Cook Communications Ministries
Colorado Springs, Colo.
I used them in two places: Phoenix and Atlanta, and they were hugely instrumental in narrowing down the hotels that met our specifications and arranging tours. They had insight you wouldn't have had coming from out of town, such as knowing the “good” parts of town. I think they're an underused resource. Part of it is because not everyone knows what they have to offer. They think, with the Internet, that they probably have all the information. But it's a lot more work, and the CVBs know the conveniences of certain properties that you might not think to look into.
Center for Anabaptist Leadership
We actually brought in the Pasadena CVB to help establish a relationship with our congressman's office. We hosted 225 international delegates who meet every three years. This was the group's first time back in the United States in 15 years. We have a small staff that's largely international, and without the CVB, we probably wouldn't have mustered up the courage to call the congressman's office, or we probably would have done everything wrong alone. They knew the chief of staff for the office.
The chief of staff monitored problem visas and got in touch with the Washington, D.C., office for an explanation of why those visas were likely denied or got them reviewed. Twenty-two of them were still turned down.
The CVB also handed out freebies and got Pasadena Mayor Bill Bogard to make remarks at our mass worship, where there were 1,000 people. The convention was in March 2006, and the CVB started planning with us in February 2005.
In a previous position, I planned a large convention of 10,000 people, and we sold out most of the hotel rooms.

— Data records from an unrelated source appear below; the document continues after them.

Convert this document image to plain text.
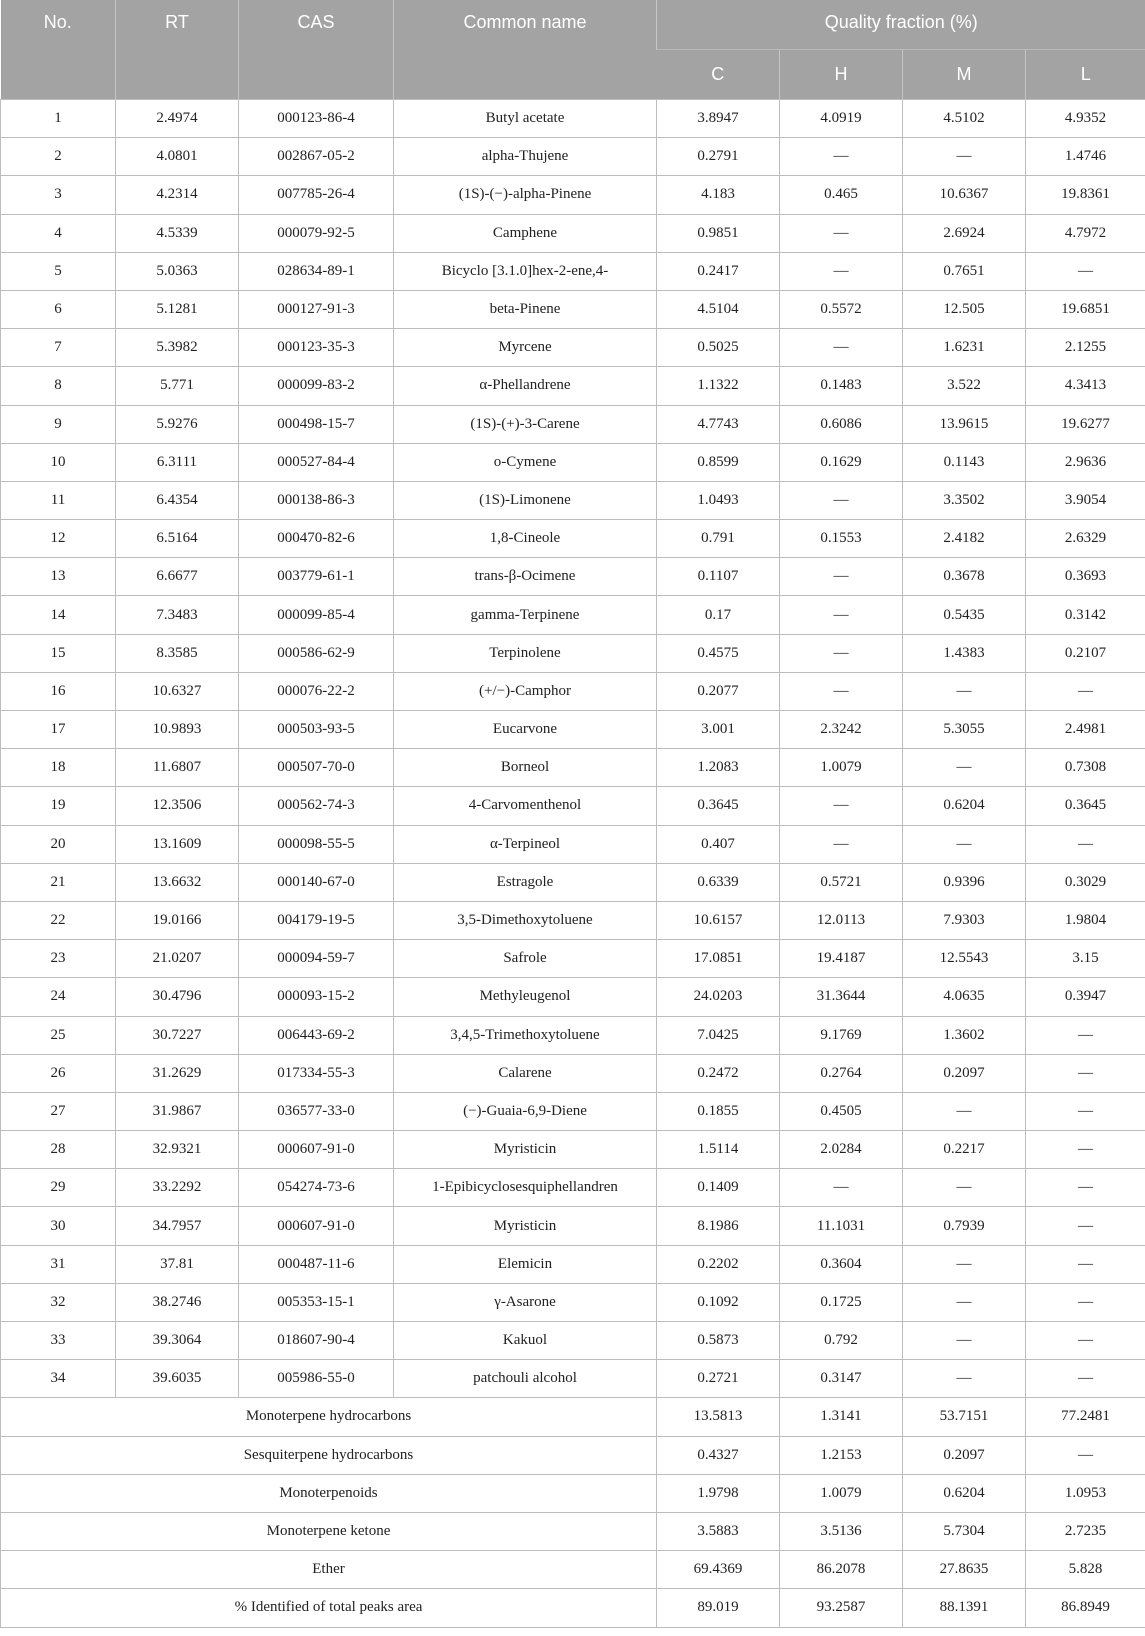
No.	RT	CAS	Common name	Quality fraction (%)			
				C	H	M	L
1	2.4974	000123-86-4	Butyl acetate	3.8947	4.0919	4.5102	4.9352
2	4.0801	002867-05-2	alpha-Thujene	0.2791	—	—	1.4746
3	4.2314	007785-26-4	(1S)-(−)-alpha-Pinene	4.183	0.465	10.6367	19.8361
4	4.5339	000079-92-5	Camphene	0.9851	—	2.6924	4.7972
5	5.0363	028634-89-1	Bicyclo [3.1.0]hex-2-ene,4-	0.2417	—	0.7651	—
6	5.1281	000127-91-3	beta-Pinene	4.5104	0.5572	12.505	19.6851
7	5.3982	000123-35-3	Myrcene	0.5025	—	1.6231	2.1255
8	5.771	000099-83-2	α-Phellandrene	1.1322	0.1483	3.522	4.3413
9	5.9276	000498-15-7	(1S)-(+)-3-Carene	4.7743	0.6086	13.9615	19.6277
10	6.3111	000527-84-4	o-Cymene	0.8599	0.1629	0.1143	2.9636
11	6.4354	000138-86-3	(1S)-Limonene	1.0493	—	3.3502	3.9054
12	6.5164	000470-82-6	1,8-Cineole	0.791	0.1553	2.4182	2.6329
13	6.6677	003779-61-1	trans-β-Ocimene	0.1107	—	0.3678	0.3693
14	7.3483	000099-85-4	gamma-Terpinene	0.17	—	0.5435	0.3142
15	8.3585	000586-62-9	Terpinolene	0.4575	—	1.4383	0.2107
16	10.6327	000076-22-2	(+/−)-Camphor	0.2077	—	—	—
17	10.9893	000503-93-5	Eucarvone	3.001	2.3242	5.3055	2.4981
18	11.6807	000507-70-0	Borneol	1.2083	1.0079	—	0.7308
19	12.3506	000562-74-3	4-Carvomenthenol	0.3645	—	0.6204	0.3645
20	13.1609	000098-55-5	α-Terpineol	0.407	—	—	—
21	13.6632	000140-67-0	Estragole	0.6339	0.5721	0.9396	0.3029
22	19.0166	004179-19-5	3,5-Dimethoxytoluene	10.6157	12.0113	7.9303	1.9804
23	21.0207	000094-59-7	Safrole	17.0851	19.4187	12.5543	3.15
24	30.4796	000093-15-2	Methyleugenol	24.0203	31.3644	4.0635	0.3947
25	30.7227	006443-69-2	3,4,5-Trimethoxytoluene	7.0425	9.1769	1.3602	—
26	31.2629	017334-55-3	Calarene	0.2472	0.2764	0.2097	—
27	31.9867	036577-33-0	(−)-Guaia-6,9-Diene	0.1855	0.4505	—	—
28	32.9321	000607-91-0	Myristicin	1.5114	2.0284	0.2217	—
29	33.2292	054274-73-6	1-Epibicyclosesquiphellandren	0.1409	—	—	—
30	34.7957	000607-91-0	Myristicin	8.1986	11.1031	0.7939	—
31	37.81	000487-11-6	Elemicin	0.2202	0.3604	—	—
32	38.2746	005353-15-1	γ-Asarone	0.1092	0.1725	—	—
33	39.3064	018607-90-4	Kakuol	0.5873	0.792	—	—
34	39.6035	005986-55-0	patchouli alcohol	0.2721	0.3147	—	—
Monoterpene hydrocarbons				13.5813	1.3141	53.7151	77.2481
Sesquiterpene hydrocarbons				0.4327	1.2153	0.2097	—
Monoterpenoids				1.9798	1.0079	0.6204	1.0953
Monoterpene ketone				3.5883	3.5136	5.7304	2.7235
Ether				69.4369	86.2078	27.8635	5.828
% Identified of total peaks area				89.019	93.2587	88.1391	86.8949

The CVB suggested restaurants, things to do, taxi service — there was a wide variety of things they helped us with. It's nice to have a point person when you don't know who to call.

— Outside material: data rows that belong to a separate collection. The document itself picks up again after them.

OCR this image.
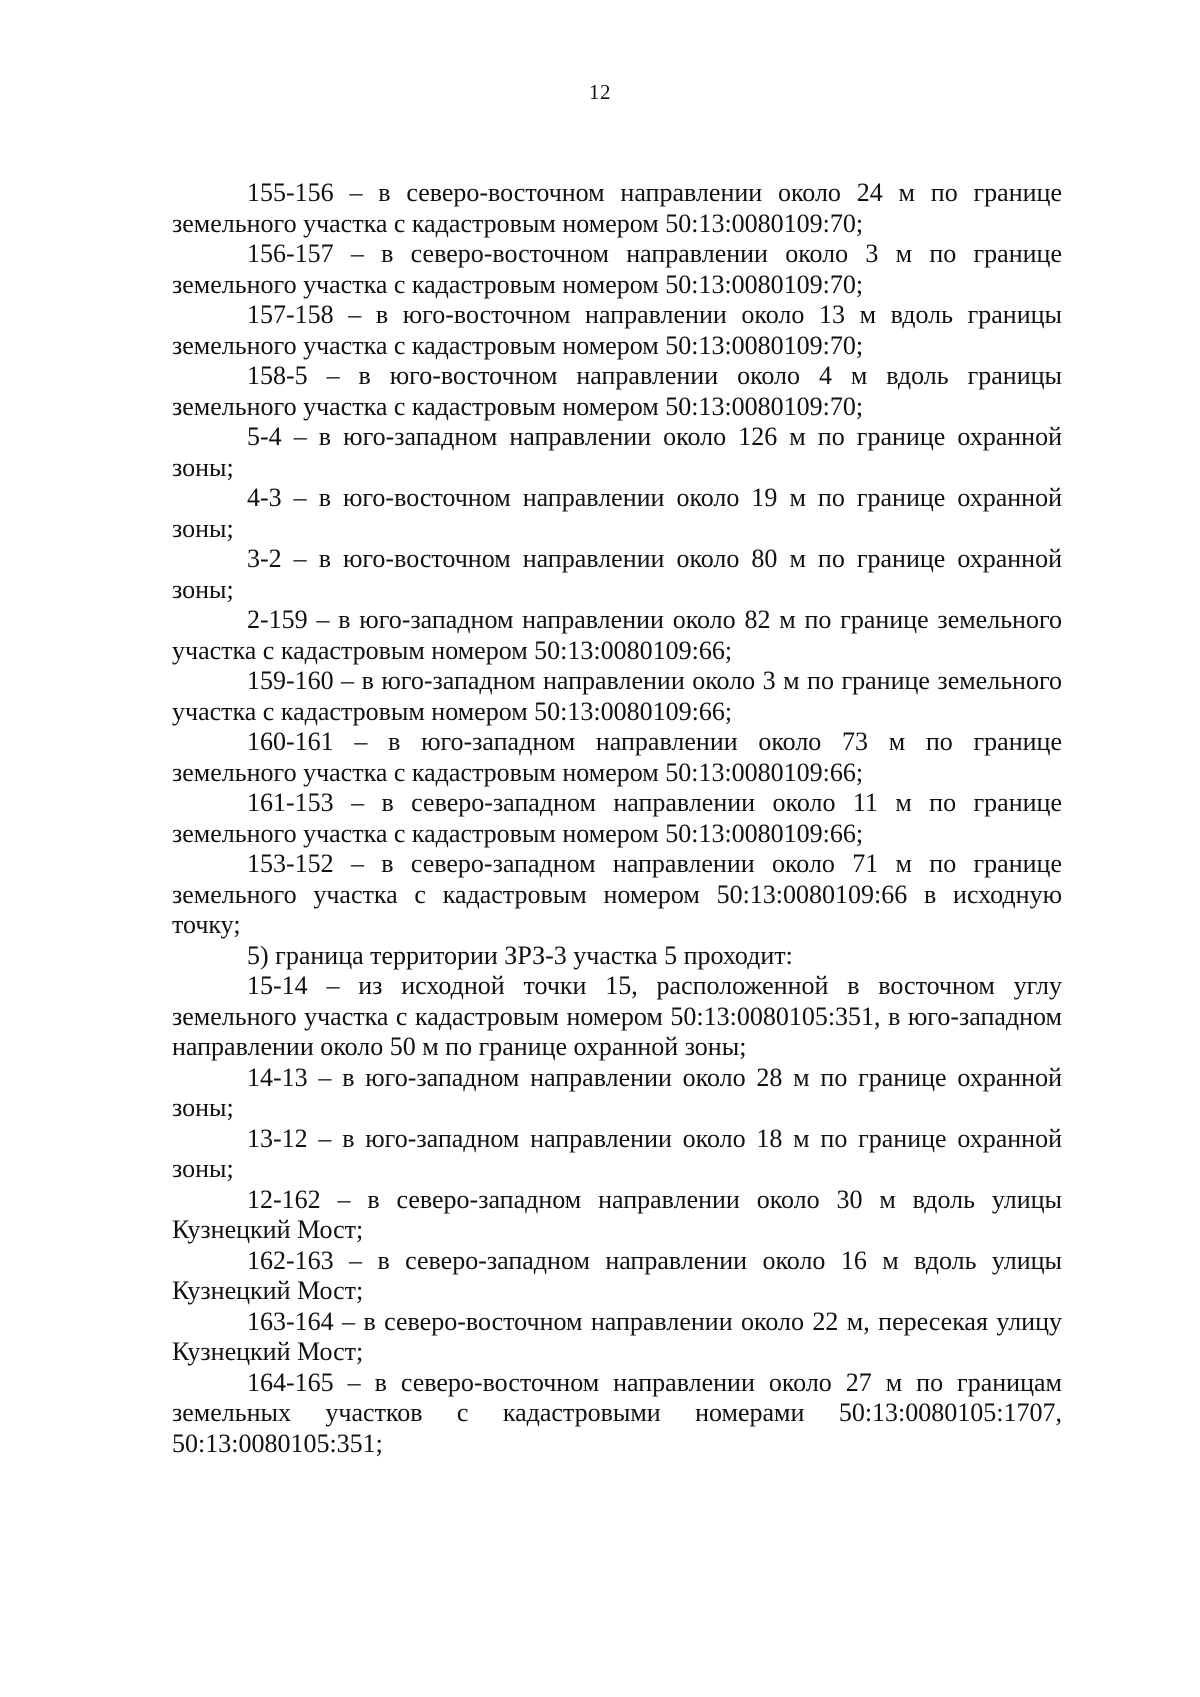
12

155-156 – в северо-восточном направлении около 24 м по границе земельного участка с кадастровым номером 50:13:0080109:70;

156-157 – в северо-восточном направлении около 3 м по границе земельного участка с кадастровым номером 50:13:0080109:70;

157-158 – в юго-восточном направлении около 13 м вдоль границы земельного участка с кадастровым номером 50:13:0080109:70;

158-5 – в юго-восточном направлении около 4 м вдоль границы земельного участка с кадастровым номером 50:13:0080109:70;

5-4 – в юго-западном направлении около 126 м по границе охранной зоны;

4-3 – в юго-восточном направлении около 19 м по границе охранной зоны;

3-2 – в юго-восточном направлении около 80 м по границе охранной зоны;

2-159 – в юго-западном направлении около 82 м по границе земельного участка с кадастровым номером 50:13:0080109:66;

159-160 – в юго-западном направлении около 3 м по границе земельного участка с кадастровым номером 50:13:0080109:66;

160-161 – в юго-западном направлении около 73 м по границе земельного участка с кадастровым номером 50:13:0080109:66;

161-153 – в северо-западном направлении около 11 м по границе земельного участка с кадастровым номером 50:13:0080109:66;

153-152 – в северо-западном направлении около 71 м по границе земельного участка с кадастровым номером 50:13:0080109:66 в исходную точку;

5) граница территории ЗРЗ-3 участка 5 проходит:

15-14 – из исходной точки 15, расположенной в восточном углу земельного участка с кадастровым номером 50:13:0080105:351, в юго-западном направлении около 50 м по границе охранной зоны;

14-13 – в юго-западном направлении около 28 м по границе охранной зоны;

13-12 – в юго-западном направлении около 18 м по границе охранной зоны;

12-162 – в северо-западном направлении около 30 м вдоль улицы Кузнецкий Мост;

162-163 – в северо-западном направлении около 16 м вдоль улицы Кузнецкий Мост;

163-164 – в северо-восточном направлении около 22 м, пересекая улицу Кузнецкий Мост;

164-165 – в северо-восточном направлении около 27 м по границам земельных участков с кадастровыми номерами 50:13:0080105:1707, 50:13:0080105:351;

Judicial Vicar and Office of Planning
North American Old Catholic Church
The convention and visitors bureau is the first point of contact when I'm looking at a city, for making recommendations of what meeting spaces will meet my needs. They're a one-stop shop.

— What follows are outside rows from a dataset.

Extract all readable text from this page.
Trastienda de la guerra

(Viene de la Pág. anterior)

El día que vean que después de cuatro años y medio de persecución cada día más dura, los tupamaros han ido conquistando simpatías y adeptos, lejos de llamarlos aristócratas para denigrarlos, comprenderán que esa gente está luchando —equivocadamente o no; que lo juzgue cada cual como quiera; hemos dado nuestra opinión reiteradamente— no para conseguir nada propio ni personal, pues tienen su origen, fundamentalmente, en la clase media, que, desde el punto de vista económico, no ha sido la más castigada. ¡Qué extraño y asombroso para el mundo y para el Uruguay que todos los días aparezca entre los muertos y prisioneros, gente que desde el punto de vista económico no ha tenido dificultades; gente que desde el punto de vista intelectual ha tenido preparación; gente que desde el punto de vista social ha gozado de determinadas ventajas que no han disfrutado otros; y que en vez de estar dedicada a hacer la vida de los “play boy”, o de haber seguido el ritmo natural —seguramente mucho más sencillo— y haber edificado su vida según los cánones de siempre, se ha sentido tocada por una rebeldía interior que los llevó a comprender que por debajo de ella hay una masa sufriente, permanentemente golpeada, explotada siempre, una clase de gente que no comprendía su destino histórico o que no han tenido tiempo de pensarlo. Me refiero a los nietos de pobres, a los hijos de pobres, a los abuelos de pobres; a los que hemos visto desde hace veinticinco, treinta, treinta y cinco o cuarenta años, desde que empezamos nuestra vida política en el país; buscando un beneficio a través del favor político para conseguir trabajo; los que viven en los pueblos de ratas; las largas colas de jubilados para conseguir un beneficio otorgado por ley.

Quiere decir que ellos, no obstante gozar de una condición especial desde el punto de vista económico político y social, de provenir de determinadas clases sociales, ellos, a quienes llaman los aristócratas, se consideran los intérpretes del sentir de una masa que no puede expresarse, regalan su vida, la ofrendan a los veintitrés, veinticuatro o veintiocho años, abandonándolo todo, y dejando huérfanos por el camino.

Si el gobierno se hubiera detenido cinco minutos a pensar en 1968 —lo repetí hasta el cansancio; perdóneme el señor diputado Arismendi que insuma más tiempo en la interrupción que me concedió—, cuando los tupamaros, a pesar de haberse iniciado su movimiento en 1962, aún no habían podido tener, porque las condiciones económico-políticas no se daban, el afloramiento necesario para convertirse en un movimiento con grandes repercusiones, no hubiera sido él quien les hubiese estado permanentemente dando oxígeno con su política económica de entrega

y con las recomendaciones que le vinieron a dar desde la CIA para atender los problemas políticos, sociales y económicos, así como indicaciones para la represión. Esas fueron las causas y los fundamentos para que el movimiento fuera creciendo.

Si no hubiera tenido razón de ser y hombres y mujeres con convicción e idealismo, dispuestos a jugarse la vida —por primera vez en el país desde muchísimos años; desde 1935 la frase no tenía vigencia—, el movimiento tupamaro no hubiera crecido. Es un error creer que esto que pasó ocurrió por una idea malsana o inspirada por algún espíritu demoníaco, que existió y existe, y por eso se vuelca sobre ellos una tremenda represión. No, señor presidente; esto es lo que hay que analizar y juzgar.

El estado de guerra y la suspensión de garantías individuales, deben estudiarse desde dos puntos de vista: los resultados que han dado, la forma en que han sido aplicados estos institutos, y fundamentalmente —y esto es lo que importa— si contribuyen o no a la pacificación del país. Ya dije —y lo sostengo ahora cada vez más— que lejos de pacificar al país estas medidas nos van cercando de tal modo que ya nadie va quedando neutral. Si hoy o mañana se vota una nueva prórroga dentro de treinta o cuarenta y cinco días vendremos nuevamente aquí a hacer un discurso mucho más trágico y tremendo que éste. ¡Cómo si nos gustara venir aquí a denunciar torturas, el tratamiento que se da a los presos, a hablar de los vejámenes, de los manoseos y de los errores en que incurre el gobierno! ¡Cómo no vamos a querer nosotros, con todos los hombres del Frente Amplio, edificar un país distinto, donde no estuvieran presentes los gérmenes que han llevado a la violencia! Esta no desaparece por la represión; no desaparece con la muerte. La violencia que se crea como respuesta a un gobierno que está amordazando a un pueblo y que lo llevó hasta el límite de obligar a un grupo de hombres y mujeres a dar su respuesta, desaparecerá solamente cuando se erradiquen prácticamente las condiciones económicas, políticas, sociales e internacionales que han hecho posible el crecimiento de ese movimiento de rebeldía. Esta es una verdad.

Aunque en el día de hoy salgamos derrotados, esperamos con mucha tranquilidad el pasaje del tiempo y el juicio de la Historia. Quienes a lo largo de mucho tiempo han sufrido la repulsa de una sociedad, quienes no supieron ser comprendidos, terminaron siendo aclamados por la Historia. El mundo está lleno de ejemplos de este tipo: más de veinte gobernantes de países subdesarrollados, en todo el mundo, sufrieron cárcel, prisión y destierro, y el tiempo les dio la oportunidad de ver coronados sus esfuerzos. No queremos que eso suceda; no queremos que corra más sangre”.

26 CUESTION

It's all about networking and relationship building that comes with a personal relationship. When I go to trade shows, I'll keep their cards, and when I need information I'll say, “Here's what I'm looking for, this is my price range,” and we go from there.
They'll suggest restaurants, off-site venues, trips, spousal trips, family break-time activities. You literally do get so much more with having a representative from the CVB work with you rather than having to piece it together yourself. They're definitely getting more sophisticated in what they do.
Association for Couples in Marriage
I use them for help in finding hotels and promotional information, including contacts for printing and graphic design. I also used one once for sending out an e-mail to their members to see if they would donate to our silent auction.
I'll definitely use them again. Their services are free, and they know their city in ways that I don't. The ones with more services for meeting planners are better: How quickly do they answer e-mails? How are they at problem-solving? Are they able to help you, or do they throw up their hands and say they don't know? I consider them a part of my team.